Belajar dari sejarah (S24 & S25), biasanya Ultra dapet Snapdragon global, tapi varian Plus seringkali “kebagian” Exynos di pasar lokal kita. Buat kalian yang heavy gamer atau hardcore foto/video processing, wajib tunggu review lokal dulu sebelum pre-order. ISP (Image Signal Processor) di Snapdragon biasanya masih lebih mateng buat olah foto dibanding Exynos.

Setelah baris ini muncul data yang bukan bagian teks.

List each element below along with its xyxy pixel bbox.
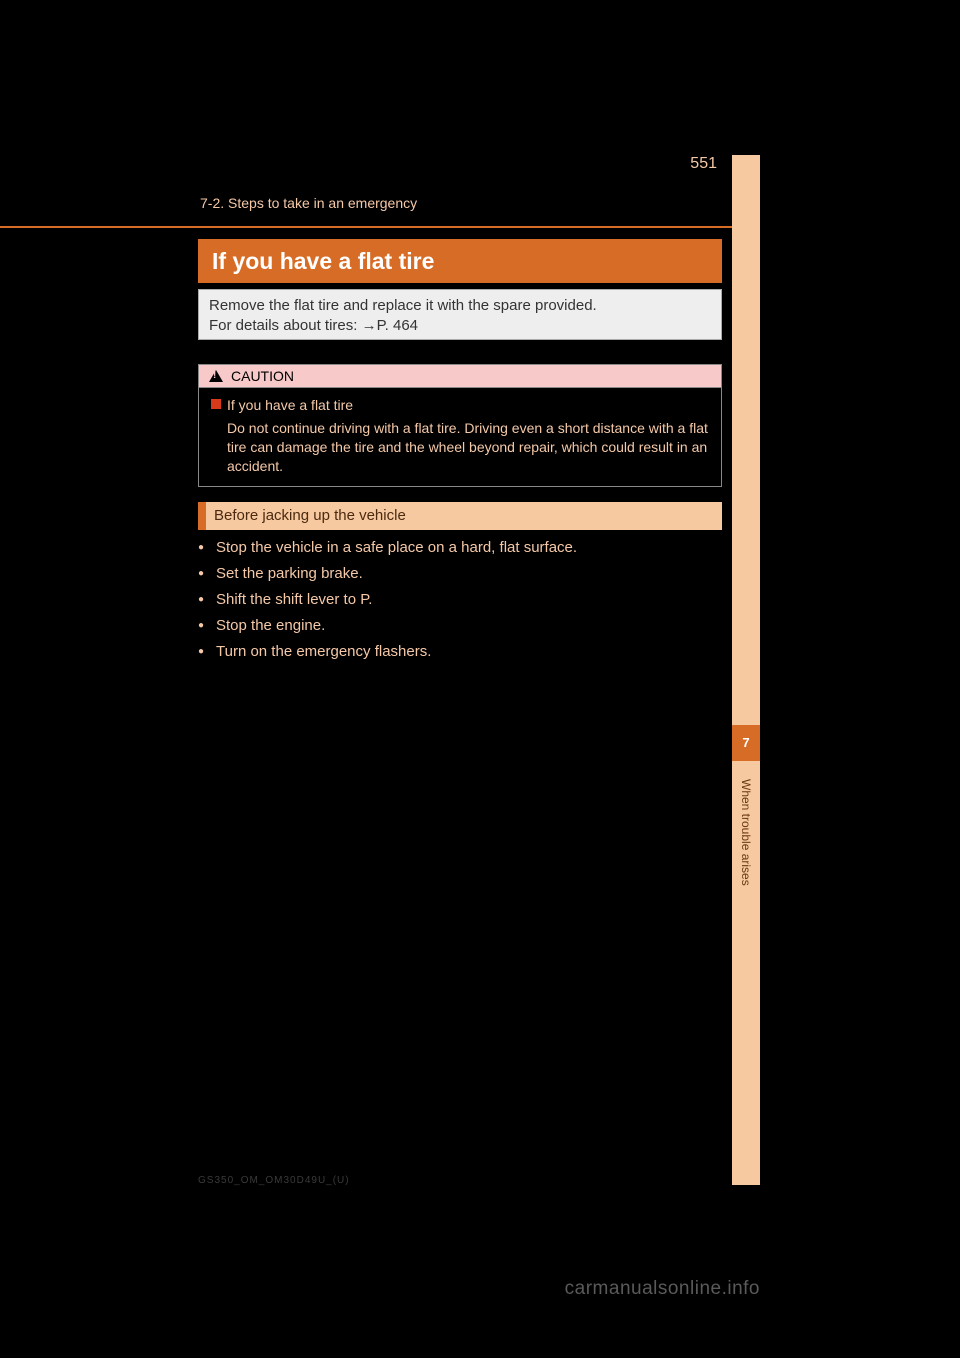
list-item: Turn on the emergency flashers.	[198, 642, 722, 662]
list-item: Shift the shift lever to P.	[198, 590, 722, 610]
side-tab-strip	[732, 155, 760, 1185]
intro-box: Remove the flat tire and replace it with…	[198, 289, 722, 340]
side-tab-label: When trouble arises	[732, 775, 760, 935]
section-heading: Before jacking up the vehicle	[198, 502, 722, 530]
watermark: carmanualsonline.info	[565, 1278, 760, 1300]
list-item: Stop the vehicle in a safe place on a ha…	[198, 538, 722, 558]
list-item: Stop the engine.	[198, 616, 722, 636]
red-square-bullet-icon	[211, 399, 221, 409]
list-item: Set the parking brake.	[198, 564, 722, 584]
side-tab-active: 7	[732, 725, 760, 761]
caution-body-heading-text: If you have a flat tire	[227, 397, 353, 413]
footer-code: GS350_OM_OM30D49U_(U)	[198, 1175, 350, 1186]
caution-body-text: Do not continue driving with a flat tire…	[211, 419, 709, 476]
page-number: 551	[690, 155, 717, 173]
bullet-list: Stop the vehicle in a safe place on a ha…	[198, 538, 722, 668]
horizontal-rule	[0, 226, 760, 228]
arrow-right-icon: →	[362, 317, 377, 334]
intro-line-2-ref: P. 464	[377, 317, 418, 334]
caution-body: If you have a flat tire Do not continue …	[198, 388, 722, 487]
page-title: If you have a flat tire	[198, 239, 722, 283]
warning-triangle-icon: !	[209, 370, 223, 382]
breadcrumb: 7-2. Steps to take in an emergency	[200, 195, 417, 211]
caution-label: CAUTION	[231, 368, 294, 384]
caution-header: ! CAUTION	[198, 364, 722, 388]
intro-line-2: For details about tires: →P. 464	[209, 316, 711, 336]
caution-body-heading: If you have a flat tire	[211, 396, 709, 415]
intro-line-1: Remove the flat tire and replace it with…	[209, 296, 711, 316]
intro-line-2-prefix: For details about tires:	[209, 317, 362, 334]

AI: Masih Gimmick atau Udah Berguna?
Samsung nggak mungkin rilis HP tanpa teriak “AI”. Di S26 series ini, mereka ngejanjikan kapabilitas AI yang lebih dalam.
Kalau buat gue pribadi, AI di kamera itu pisau bermata dua. Di satu sisi, fitur kayak Generative Edit ngebantu banget buat ngilangin objek sampah di background (tukang parkir yang ngerusak estetika foto street, misalnya). Tapi di sisi lain, gue kadang ngerasa fotonya jadi terlalu “digital” dan ilang rasa organiknya.
Di S26 Ultra, processing AI-nya diklaim lebih pinter ngatur dynamic range dan noise reduction di kondisi ekstrem. Gue berharap sih Samsung nggak over-sharpening lagi kayak kasus di beberapa generasi awal S22/S23 Ultra. Biarin aja ada grain dikit, yang penting detailnya natural, Bos!
Kesimpulan: Untuk Siapa HP Ini?
Dari apa yang kita lihat sekarang, Galaxy S26+ itu upgrade yang solid buat kalian yang pengen layar gede, terang, dan tajem tanpa harus bawa “batu bata” seberat varian Ultra. Upgrade 3.000 nits itu deal maker buat orang lapangan.
Sedangkan Galaxy S26 Ultra, dengan harga segitu, dia memposisikan diri sebagai alat produktivitas dan privasi ultimate. Fitur Privacy Display itu unik dan (sejauh ini) belum ada lawan sepadan di pasar mainstream.
Buat pasar Indonesia, pertanyaannya cuma satu: Apakah bonus pre-order-nya menarik? Kita tau sendiri, orang kita (termasuk gue) kadang beli HP flagship bukan cuma karena speknya, tapi karena dapet TWS gratis, upgrade storage, atau cashback bank yang gila-gilaan.
Jadi, kalau kalian masih pake S23 Ultra atau S24+, gue rasa masih aman buat skip. Tapi kalau kalian masih bertahan dengan HP 3-4 tahun lalu dan tabungan udah siap dijebol, S26 Series ini nawarin refinement yang kerasa mewah.